どうして、こんな生命など存在しえないようなゴツゴツとした岩の集まりの中に、こんな緑の星が突如現れたのだろうか。
「過去にこういった小惑星帯にこのような緑の小惑星が報告された事例はないようだぜ。充分に注意してくれ。」
チロルの警戒する声が、静かなブリッジに響く。ブリッジにいるメンバはみな、息を飲んでその奇妙な星を見つめていた。
「そうだな……まずはドローンを星へ降ろして、安全を確認してきてくれないか、チロル。」
オーギンが船長席から指示を出す。
「了解だぜ。任せておいてくれ。」
チロルは意気揚々と自分の分身であるドローンをブリッジからエアロックへと向かわせる。
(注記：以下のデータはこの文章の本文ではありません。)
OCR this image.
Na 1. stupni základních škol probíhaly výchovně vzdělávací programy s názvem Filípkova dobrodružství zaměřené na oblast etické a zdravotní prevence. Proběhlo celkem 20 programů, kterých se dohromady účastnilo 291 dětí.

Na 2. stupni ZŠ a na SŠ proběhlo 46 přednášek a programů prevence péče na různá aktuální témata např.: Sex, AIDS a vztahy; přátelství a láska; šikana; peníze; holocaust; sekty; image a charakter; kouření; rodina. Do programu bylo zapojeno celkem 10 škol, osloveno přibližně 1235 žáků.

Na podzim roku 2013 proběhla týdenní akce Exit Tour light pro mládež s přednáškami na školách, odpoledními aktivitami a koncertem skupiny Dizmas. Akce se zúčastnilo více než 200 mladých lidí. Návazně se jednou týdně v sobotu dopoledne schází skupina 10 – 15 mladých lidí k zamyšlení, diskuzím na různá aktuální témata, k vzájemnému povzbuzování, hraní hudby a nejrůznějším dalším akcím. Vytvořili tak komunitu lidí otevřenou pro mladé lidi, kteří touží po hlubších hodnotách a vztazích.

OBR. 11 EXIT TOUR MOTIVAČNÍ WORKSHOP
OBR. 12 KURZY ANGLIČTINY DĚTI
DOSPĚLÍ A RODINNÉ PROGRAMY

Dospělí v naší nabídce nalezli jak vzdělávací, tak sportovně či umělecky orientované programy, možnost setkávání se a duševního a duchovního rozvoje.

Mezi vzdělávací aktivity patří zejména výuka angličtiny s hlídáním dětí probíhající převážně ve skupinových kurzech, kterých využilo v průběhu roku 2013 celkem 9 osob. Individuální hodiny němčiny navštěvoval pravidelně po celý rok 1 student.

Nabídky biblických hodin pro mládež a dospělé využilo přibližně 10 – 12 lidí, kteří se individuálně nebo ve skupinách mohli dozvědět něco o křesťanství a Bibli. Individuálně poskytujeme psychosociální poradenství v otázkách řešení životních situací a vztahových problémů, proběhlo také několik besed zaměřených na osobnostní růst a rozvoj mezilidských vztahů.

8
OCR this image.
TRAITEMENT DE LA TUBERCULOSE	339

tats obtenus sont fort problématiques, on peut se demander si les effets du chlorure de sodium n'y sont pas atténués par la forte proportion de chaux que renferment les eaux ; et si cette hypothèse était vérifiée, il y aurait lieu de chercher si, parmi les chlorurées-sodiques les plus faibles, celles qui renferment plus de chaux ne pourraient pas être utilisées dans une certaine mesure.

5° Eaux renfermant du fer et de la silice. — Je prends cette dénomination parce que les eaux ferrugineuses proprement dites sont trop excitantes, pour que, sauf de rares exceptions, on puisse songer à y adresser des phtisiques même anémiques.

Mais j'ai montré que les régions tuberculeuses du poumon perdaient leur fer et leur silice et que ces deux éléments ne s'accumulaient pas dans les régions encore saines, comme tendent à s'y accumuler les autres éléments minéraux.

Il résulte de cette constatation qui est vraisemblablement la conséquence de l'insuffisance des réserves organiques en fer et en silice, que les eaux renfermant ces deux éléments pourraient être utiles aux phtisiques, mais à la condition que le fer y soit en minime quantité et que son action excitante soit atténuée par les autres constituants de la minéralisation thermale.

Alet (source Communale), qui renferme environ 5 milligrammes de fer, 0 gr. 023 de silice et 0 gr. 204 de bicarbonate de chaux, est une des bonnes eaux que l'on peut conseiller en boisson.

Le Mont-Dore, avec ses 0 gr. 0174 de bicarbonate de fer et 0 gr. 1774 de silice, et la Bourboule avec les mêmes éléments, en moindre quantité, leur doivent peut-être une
「あれだけ緑があるということは大気があるのでしょうか。」
「わからん。あるようには見えるが、それが人間にとって安全であるとは限らねぇ。まずはドローンの調査を待つとしよう。」
ブリッジの窓越しにドローンが緑の小惑星に降りていくのがうっすらと見える。ドローンは少し開いた場所がある森に降り立つと、即座に惑星調査プログラムを開始した。
「重力、正常。大気組成、正常。人間がそのまま呼吸できる環境ですぜ。船長、とくに異常は見当たらない感じだぜ。チェック完了。これより船に帰投する。」
ドローンがチェックを終え、スラスターを吹かして浮上しようとした、その瞬間だった。
足元の緑の中から、無数の太い蔦がまるで意思を持っているかのように、スルスルと這い出してきた。
「うわっ!一体なんだ!?蔦が絡みついて……これじゃ、抜け出せない!?」
這い寄る蔦はドローンの全身をあっという間にからめとってしまった。